Significance of the Topic

A detailed understanding of lithium-ion battery component degradation under inert conditions is vital for improving battery life and performance in applications ranging from consumer electronics to electric vehicles.

Objectives and Study Overview

This work evaluates the deterioration of key battery elements—LiFePO4 positive electrode, graphite negative electrode, and polypropylene separator—by comparing virgin and 100-cycle samples using combined infrared and Raman spectroscopy in sealed cells.

Methodology and Instrumentation

Samples were prepared in a glovebox and enclosed in airtight cells with CaF2 windows to prevent exposure to moisture and oxygen. The AIRsight infrared/Raman microscope integrated with the IRXross platform enabled sequential measurements at the same point without sample relocation. Measurement parameters included:

• Infrared reflection mode: 4000–880 cm⁻¹, 8 cm⁻¹ resolution, 100 scans for electrodes, 40 scans for separator.
• Raman spectroscopy: 532 nm laser, 4000–150 cm⁻¹ range, 10 s exposure, 10 accumulations, 50× objective, 100 % ND filter.

Main Results and Discussion

• LiFePO4 positive electrode: Kramers–Kronig–transformed IR spectra showed a shift of phosphate stretching bands (1230 cm⁻¹ and 1075 cm⁻¹), consistent with Li deintercalation and FePO4 formation after cycling.
• Graphite negative electrode: Raman spectra revealed an increased D-band/G-band intensity ratio (ID/IG rising from 0.21 to 0.32), indicating enhanced structural disorder and edge defects due to repeated charge/discharge.
• Polypropylene separator: IR spectra before and after cycling were superimposable, demonstrating chemical stability under the applied cycling conditions.

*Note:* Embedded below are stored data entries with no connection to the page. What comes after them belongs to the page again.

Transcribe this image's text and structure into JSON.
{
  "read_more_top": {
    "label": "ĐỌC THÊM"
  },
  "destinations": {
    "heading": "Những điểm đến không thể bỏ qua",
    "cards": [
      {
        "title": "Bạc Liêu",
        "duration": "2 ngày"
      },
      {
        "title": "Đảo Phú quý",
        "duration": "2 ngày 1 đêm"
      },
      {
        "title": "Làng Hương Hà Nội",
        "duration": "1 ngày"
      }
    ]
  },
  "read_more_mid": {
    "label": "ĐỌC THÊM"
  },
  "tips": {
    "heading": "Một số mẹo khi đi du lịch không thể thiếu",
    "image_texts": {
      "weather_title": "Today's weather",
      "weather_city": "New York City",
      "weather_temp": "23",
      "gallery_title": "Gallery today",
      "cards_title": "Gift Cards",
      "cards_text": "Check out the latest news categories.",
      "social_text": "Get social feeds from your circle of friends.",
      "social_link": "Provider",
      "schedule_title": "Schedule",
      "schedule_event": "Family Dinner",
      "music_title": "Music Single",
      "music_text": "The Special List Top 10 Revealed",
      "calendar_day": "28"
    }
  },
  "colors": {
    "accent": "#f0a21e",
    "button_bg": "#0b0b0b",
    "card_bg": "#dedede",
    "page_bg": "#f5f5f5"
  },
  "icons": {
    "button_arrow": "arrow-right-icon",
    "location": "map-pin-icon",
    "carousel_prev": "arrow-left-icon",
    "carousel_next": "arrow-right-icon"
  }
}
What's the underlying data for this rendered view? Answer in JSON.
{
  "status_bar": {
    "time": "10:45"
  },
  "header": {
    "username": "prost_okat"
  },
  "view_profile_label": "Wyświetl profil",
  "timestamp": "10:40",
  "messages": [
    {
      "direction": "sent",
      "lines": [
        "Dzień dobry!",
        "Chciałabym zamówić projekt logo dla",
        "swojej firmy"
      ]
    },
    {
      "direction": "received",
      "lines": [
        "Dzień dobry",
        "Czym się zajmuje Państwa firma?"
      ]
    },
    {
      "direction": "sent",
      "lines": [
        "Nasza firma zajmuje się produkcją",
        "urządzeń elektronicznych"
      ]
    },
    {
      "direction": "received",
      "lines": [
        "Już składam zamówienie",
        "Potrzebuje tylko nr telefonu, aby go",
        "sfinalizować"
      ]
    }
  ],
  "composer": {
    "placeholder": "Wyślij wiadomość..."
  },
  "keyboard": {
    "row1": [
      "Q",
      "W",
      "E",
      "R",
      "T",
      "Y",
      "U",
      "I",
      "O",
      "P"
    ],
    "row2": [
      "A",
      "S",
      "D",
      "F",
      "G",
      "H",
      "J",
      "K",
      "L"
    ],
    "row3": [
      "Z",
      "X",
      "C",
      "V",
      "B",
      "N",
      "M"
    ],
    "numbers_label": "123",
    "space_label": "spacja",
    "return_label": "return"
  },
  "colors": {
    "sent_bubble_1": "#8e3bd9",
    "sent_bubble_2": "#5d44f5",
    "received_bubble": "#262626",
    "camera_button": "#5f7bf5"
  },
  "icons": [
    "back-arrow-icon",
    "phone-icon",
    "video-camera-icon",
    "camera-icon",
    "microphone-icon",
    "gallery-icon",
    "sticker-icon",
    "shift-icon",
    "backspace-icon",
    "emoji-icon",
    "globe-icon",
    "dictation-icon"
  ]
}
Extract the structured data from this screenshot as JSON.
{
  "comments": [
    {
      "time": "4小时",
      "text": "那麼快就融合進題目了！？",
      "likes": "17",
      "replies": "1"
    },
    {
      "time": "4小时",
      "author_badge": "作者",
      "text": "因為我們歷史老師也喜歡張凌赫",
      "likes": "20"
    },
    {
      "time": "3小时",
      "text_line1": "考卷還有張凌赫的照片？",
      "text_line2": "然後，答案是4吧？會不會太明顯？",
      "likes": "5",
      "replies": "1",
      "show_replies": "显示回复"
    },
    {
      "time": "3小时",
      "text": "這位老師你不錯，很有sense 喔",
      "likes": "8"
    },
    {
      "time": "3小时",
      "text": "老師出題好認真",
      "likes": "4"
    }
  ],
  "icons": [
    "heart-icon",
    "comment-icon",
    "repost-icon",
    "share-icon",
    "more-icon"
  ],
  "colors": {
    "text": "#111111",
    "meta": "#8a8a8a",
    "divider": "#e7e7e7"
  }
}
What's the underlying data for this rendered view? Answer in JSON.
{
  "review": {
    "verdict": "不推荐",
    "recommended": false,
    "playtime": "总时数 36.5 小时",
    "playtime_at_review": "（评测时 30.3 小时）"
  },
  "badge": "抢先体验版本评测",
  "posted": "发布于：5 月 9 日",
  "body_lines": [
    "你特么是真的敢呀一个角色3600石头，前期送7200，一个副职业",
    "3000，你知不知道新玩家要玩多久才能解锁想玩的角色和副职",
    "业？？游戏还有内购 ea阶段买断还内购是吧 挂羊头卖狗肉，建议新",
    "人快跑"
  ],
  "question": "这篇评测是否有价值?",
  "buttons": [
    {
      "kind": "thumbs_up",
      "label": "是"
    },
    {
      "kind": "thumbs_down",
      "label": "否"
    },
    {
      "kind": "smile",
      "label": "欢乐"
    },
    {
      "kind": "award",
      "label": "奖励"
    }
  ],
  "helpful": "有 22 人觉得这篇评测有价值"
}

Benefits and Practical Applications

Combining IR and Raman capabilities in a single instrument improves spatial alignment of spectroscopic data and streamlines analysis of diverse organic and inorganic battery materials. Airtight cells enable accurate evaluation of air-sensitive samples, facilitating reliable comparative studies for quality control and research.

Future Trends and Possibilities

Advances may include high-resolution chemical mapping of electrode surfaces, in situ monitoring of electrolyte decomposition, and extension to solid-state battery materials. Coupling spectroscopic data with machine learning could offer predictive insights into battery aging and performance.

Conclusion

The AIRsight infrared/Raman microscope with airtight sample holders provides a versatile platform for characterizing lithium-ion battery component degradation. Combined spectroscopic analysis confirmed structural changes in electrodes after cycling, while the separator remained stable, contributing to strategies for enhancing battery durability.

References

1. Ait Salah A., Jozwiak P., Zaghib K., Garbarczyk J., Gendron F., Mauger A., Julien C. M. FTIR features of lithium-iron phosphates as electrode materials for rechargeable lithium batteries. Spectrochimica Acta Part A, 65, 1007–1013 (2006).
2. Katagiri G. Raman Spectroscopy of Graphite and Carbon Materials and Its Recent Application. TANSO (Journal of The Carbon Society of Japan), 175, 304–313 (1996).